Informed consent is the cornerstone of human research subject protection. Many subjects sign consent documents without understanding the study purpose, procedures, risks, benefits, and their rights. Proof of comprehension is not required and rarely obtained. Understanding might improve by using an interactive system with multiple options for hearing, viewing and reading about the study and the consent form at the subject's own pace with testing and immediate feedback. This prospective randomized study compared the IRB-approved paper ICF for an actual clinical research study with an interactive presentation of the same study and its associated consent form using an iPad device in two populations: clinical research professionals, and patients drawn from a variety of outpatient practice settings. Of the 90 participants, 69 completed the online test and survey questions the day after the session (maximum 36 hours post-session). Among research professionals (n = 14), there was a trend (p = .07) in the direction of iPad subjects testing better on the online test (mean correct = 77%) compared with paper subjects (mean correct = 57%). Among patients (n = 55), iPad subjects had significantly higher test scores than standard paper consent subjects (mean correct = 75% vs 58%, p < .001).
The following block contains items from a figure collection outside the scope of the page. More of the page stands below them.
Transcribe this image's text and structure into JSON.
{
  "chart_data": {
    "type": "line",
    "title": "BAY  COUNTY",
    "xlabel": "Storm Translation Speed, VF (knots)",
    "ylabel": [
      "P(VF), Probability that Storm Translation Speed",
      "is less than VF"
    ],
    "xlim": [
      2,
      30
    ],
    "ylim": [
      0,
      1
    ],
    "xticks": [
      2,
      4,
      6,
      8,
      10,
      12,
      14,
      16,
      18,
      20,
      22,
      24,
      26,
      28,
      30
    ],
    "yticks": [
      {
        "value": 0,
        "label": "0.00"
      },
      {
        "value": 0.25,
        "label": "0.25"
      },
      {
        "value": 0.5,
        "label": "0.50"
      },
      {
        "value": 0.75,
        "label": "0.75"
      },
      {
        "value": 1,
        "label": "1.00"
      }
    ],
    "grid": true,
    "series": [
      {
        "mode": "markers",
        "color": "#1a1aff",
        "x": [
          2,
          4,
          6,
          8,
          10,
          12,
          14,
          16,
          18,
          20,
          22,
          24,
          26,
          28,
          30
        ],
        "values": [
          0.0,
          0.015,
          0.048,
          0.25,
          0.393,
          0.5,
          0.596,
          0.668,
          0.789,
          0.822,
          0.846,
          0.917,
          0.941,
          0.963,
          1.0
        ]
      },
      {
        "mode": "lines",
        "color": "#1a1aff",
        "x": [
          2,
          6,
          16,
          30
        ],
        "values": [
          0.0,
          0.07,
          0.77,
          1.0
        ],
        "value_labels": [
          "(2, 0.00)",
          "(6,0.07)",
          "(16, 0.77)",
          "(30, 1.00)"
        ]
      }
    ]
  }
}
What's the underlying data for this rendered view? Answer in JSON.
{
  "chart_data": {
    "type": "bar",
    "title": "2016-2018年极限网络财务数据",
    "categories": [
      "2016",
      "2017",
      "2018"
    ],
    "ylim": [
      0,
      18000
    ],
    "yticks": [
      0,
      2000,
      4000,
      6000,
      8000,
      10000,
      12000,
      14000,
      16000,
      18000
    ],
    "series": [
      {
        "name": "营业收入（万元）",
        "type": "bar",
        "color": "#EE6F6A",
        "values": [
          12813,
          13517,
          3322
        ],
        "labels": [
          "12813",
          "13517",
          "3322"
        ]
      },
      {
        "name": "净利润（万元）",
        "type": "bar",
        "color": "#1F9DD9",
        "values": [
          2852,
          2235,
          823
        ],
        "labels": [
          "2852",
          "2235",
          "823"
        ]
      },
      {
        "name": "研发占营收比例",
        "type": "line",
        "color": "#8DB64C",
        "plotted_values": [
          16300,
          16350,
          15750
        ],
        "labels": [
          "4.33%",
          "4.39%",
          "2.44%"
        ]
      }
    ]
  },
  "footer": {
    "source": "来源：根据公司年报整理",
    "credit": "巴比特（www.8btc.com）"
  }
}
For all subjects, the total time spent reviewing the paper consent was 13.2 minutes, significantly less than the average of 22.7 minutes total on the three components to be reviewed using the iPad (introductory video, consent form, interactive quiz). Overall satisfaction and overall enjoyment slightly favored the interactive iPad presentation. This study demonstrates that combining an introductory video, standard consent language, and an interactive quiz on a tablet-based system improves comprehension of research study procedures and risks.